Reef production took a sharp downturn during the end-Permian mass extinction. Nevertheless, ten million years later, during the Triassic reef recovery, reefs surpassed their Permian predecessors in paleogeographic territory, taxonomic abundance, and diversity. Furthermore, the Triassic began scleractinian corals' inception as a dominant reef bioconstructor. Our understanding of Triassic reef recovery is primarily based on Europe and Asia's expansive and abundant reefs. Triassic reefs in North America are comparably rare and understudied. I collected quantitative microfacies data from a Norian age reef mound in Garfield Hills, Nevada, to characterize reef facies types. I point counted thin sections to assess reef and interstitial components. I statistically compared Garfield Hill's reef components to other North American Norian reefs using hierarchical clustering and SIMPROF analysis. Garfield Hill's reef mound is 14 m wide and 6 m tall and displays vertical zonation. The reef mound is underlain by phylloid packstone and fossiliferous wackestone, including brachiopods, echinoderms, and gastropods.

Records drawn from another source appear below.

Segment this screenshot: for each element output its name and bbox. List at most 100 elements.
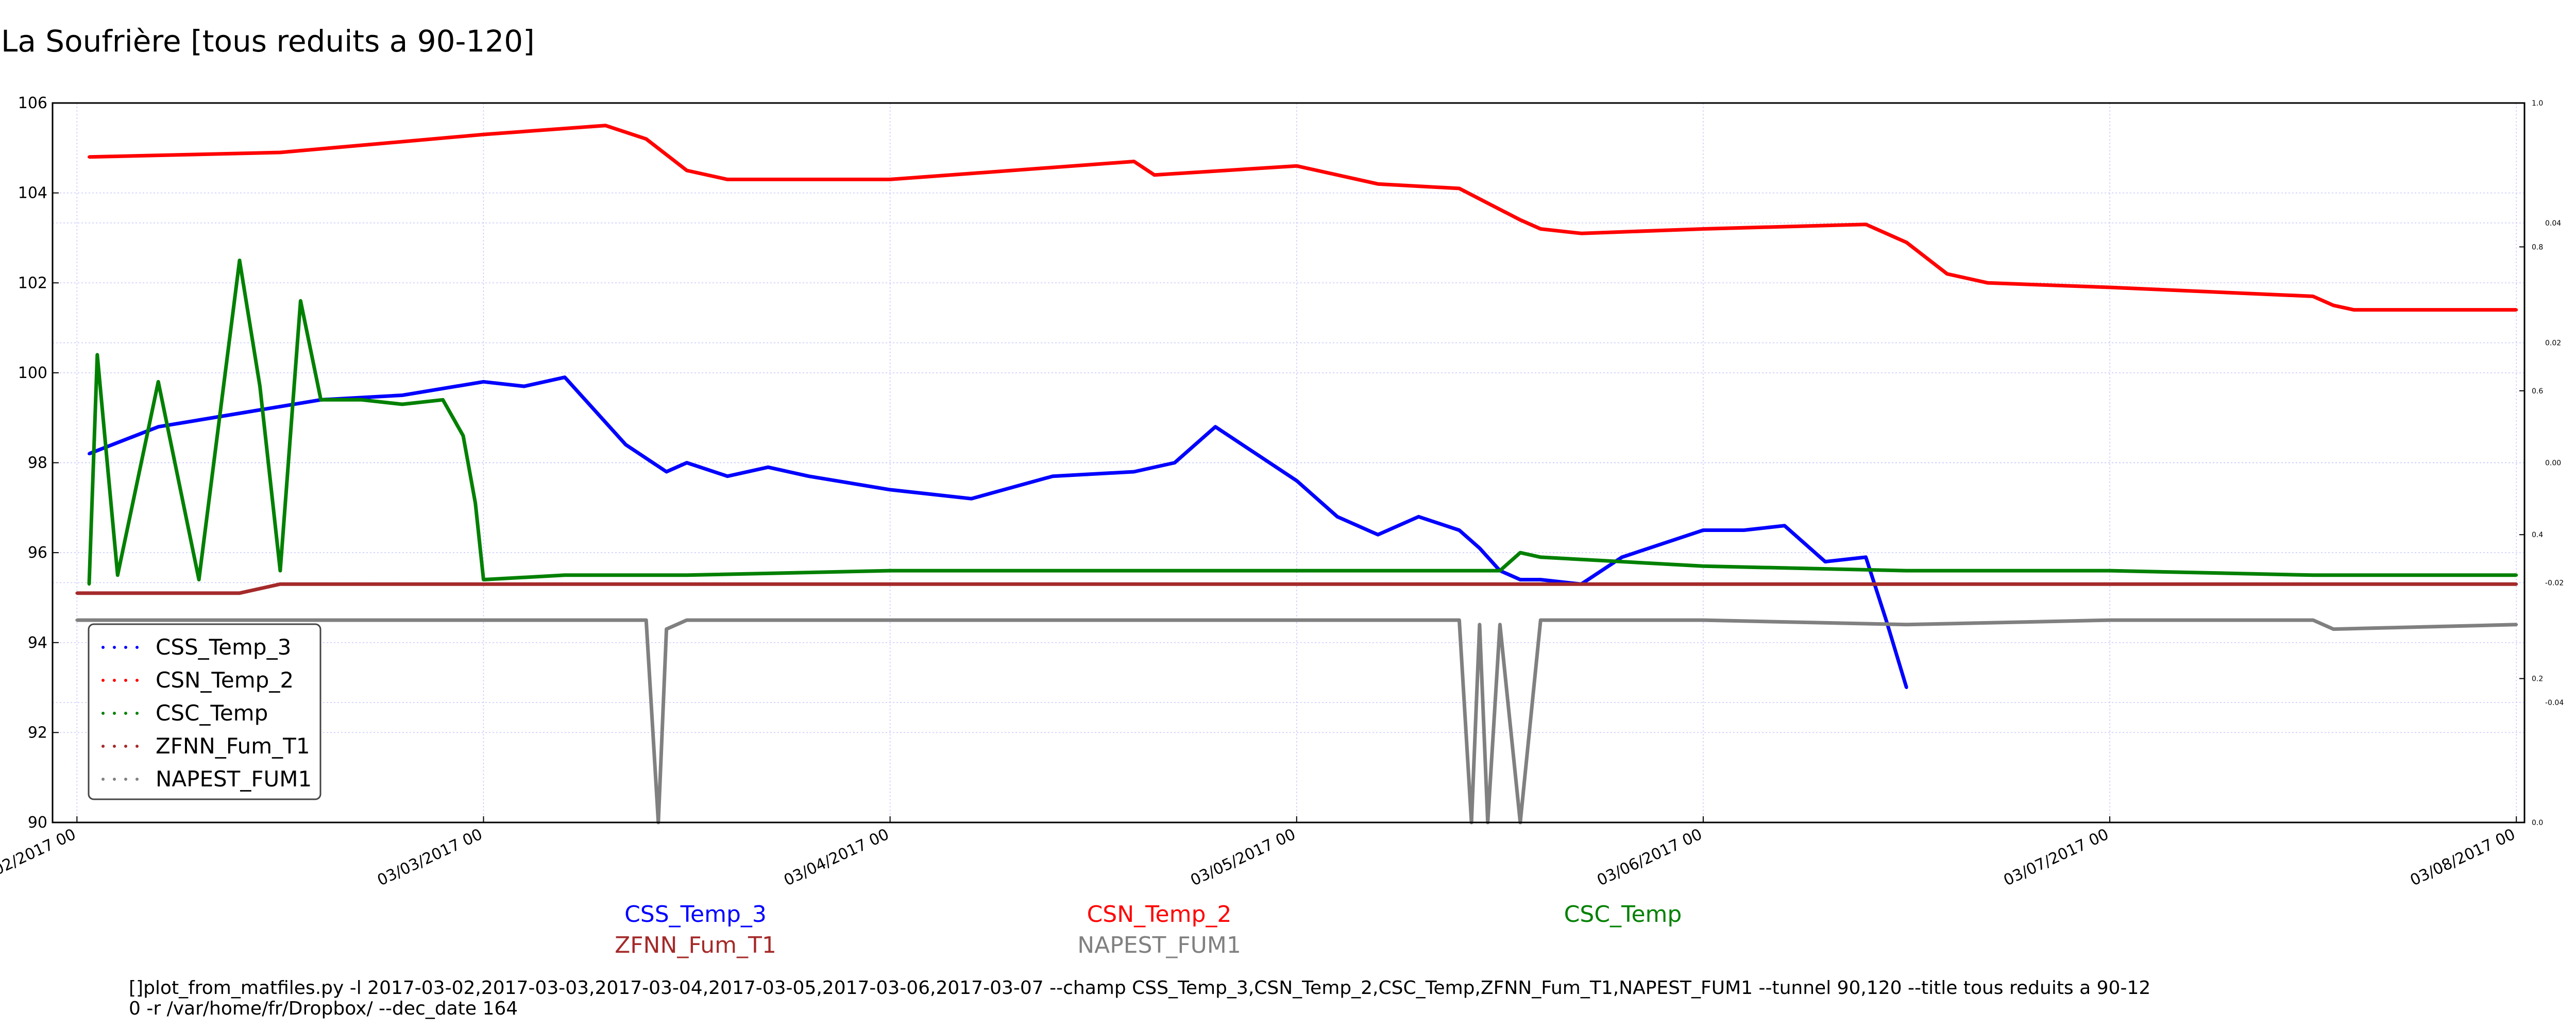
point-CSS_Temp_3 [1539,578,1543,581]
point-CSC_Temp [319,398,323,402]
point-CSS_Temp_3 [522,385,526,388]
point-ZFNN_Fum_T1 [2108,582,2112,586]
point-CSN_Temp_2 [1458,186,1461,190]
point-NAPEST_FUM1 [1295,619,1298,622]
right-inner-tick-label: 0.04 [2545,219,2561,228]
point-CSN_Temp_2 [1132,160,1136,163]
legend-box [88,623,321,800]
point-CSS_Temp_3 [1783,524,1786,527]
point-CSC_Temp [299,299,302,303]
point-CSC_Temp [473,502,477,505]
legend-marker [135,679,139,682]
point-NAPEST_FUM1 [2311,619,2315,622]
point-CSS_Temp_3 [482,380,485,384]
point-CSN_Temp_2 [685,168,689,172]
legend-marker [113,745,116,748]
right-inner-tick-label: -0.02 [2545,579,2564,587]
point-CSC_Temp [1518,551,1522,555]
point-CSS_Temp_3 [1173,461,1177,465]
right-tick-label: 0.6 [2532,387,2543,396]
point-CSS_Temp_3 [1051,474,1055,478]
legend-marker [101,712,105,715]
point-CSC_Temp [1295,569,1298,573]
point-NAPEST_FUM1 [685,619,689,622]
point-CSS_Temp_3 [624,443,628,447]
x-tick-label: 03/02/2017 00 [0,826,79,890]
point-CSS_Temp_3 [1417,515,1420,519]
point-CSN_Temp_2 [2352,308,2355,312]
point-CSN_Temp_2 [1864,222,1868,226]
legend-marker [101,679,105,682]
point-CSS_Temp_3 [1335,515,1339,519]
point-CSC_Temp [88,582,91,586]
right-inner-tick-label: 0.00 [2545,459,2561,468]
right-tick-label: 0.4 [2532,531,2543,539]
right-tick-label: 1.0 [2532,99,2543,108]
chart-title: La Soufrière [tous reduits a 90-120] [1,24,535,59]
point-CSN_Temp_2 [604,124,607,127]
x-tick-label: 03/05/2017 00 [1188,826,1298,890]
point-CSN_Temp_2 [2515,308,2518,312]
point-CSN_Temp_2 [1376,182,1380,186]
point-CSS_Temp_3 [1132,470,1136,473]
point-NAPEST_FUM1 [2515,623,2518,626]
point-CSN_Temp_2 [1701,227,1705,231]
legend-marker [124,679,127,682]
series-layer [75,124,2518,825]
legend-marker [113,712,116,715]
point-CSN_Temp_2 [1153,173,1156,177]
point-CSS_Temp_3 [685,461,689,465]
point-CSC_Temp [462,434,465,438]
point-CSS_Temp_3 [1864,555,1868,559]
point-ZFNN_Fum_T1 [238,591,242,595]
point-CSS_Temp_3 [807,474,810,478]
point-CSC_Temp [888,569,892,573]
point-NAPEST_FUM1 [665,627,668,631]
point-CSC_Temp [441,398,445,402]
point-ZFNN_Fum_T1 [482,582,485,586]
grid [53,102,2524,823]
right-inner-tick-label: -0.04 [2545,699,2564,707]
point-CSC_Temp [1905,569,1908,573]
point-CSC_Temp [1498,569,1502,573]
legend-marker [113,679,116,682]
y-tick-label: 90 [28,814,47,832]
point-CSC_Temp [1701,564,1705,568]
point-CSC_Temp [116,573,120,577]
point-CSC_Temp [360,398,363,402]
point-ZFNN_Fum_T1 [75,591,79,595]
point-CSN_Temp_2 [482,133,485,136]
point-NAPEST_FUM1 [645,619,648,622]
point-CSC_Temp [2515,573,2518,577]
point-CSS_Temp_3 [1823,560,1827,563]
command-line-2: 0 -r /var/home/fr/Dropbox/ --dec_date 16… [129,998,518,1019]
point-CSC_Temp [2108,569,2112,573]
legend-marker [135,745,139,748]
point-CSS_Temp_3 [604,420,607,424]
legend-marker [101,646,105,649]
point-CSN_Temp_2 [1905,241,1908,244]
point-CSS_Temp_3 [1620,555,1624,559]
point-CSS_Temp_3 [238,411,242,415]
point-NAPEST_FUM1 [1539,619,1543,622]
point-NAPEST_FUM1 [1498,623,1502,626]
point-CSC_Temp [563,573,567,577]
legend-marker [124,778,127,781]
right-tick-label: 0.2 [2532,675,2543,683]
legend-entry: NAPEST_FUM1 [156,766,312,792]
point-CSN_Temp_2 [278,151,282,154]
point-ZFNN_Fum_T1 [1295,582,1298,586]
plot-frame [52,102,2526,823]
point-CSN_Temp_2 [725,178,729,181]
series-CSS_Temp_3 [88,375,1908,689]
legend-entry: ZFNN_Fum_T1 [156,733,310,759]
point-CSC_Temp [1539,555,1543,559]
legend-marker [135,646,139,649]
x-tick-label: 03/06/2017 00 [1595,826,1705,890]
point-CSS_Temp_3 [400,393,404,397]
point-ZFNN_Fum_T1 [888,582,892,586]
point-CSS_Temp_3 [888,488,892,491]
point-NAPEST_FUM1 [1701,619,1705,622]
point-NAPEST_FUM1 [1905,623,1908,626]
point-CSC_Temp [258,385,262,388]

The reef mound is comprised by inozoan sponge bindstone, coral bindstone, and coral framestone. Corals are present in platy and branching ecomorphotypes and ceroid, meandroid, and phaceloid colony forms, and sphinctozoan sponges are present variably. Compared to a Norian reef mound in Mina, Nevada, the Garfield Hills reef mound is smaller, has more calcareous sponges, including inozoan sponges, and preliminary data suggests the reef grew below fair-weather wave base (FWWB). In contrast, the Mina reef may have extended beyond the FWWB. Comparing quantitative microfacies data between reefs will improve our understanding of reef development.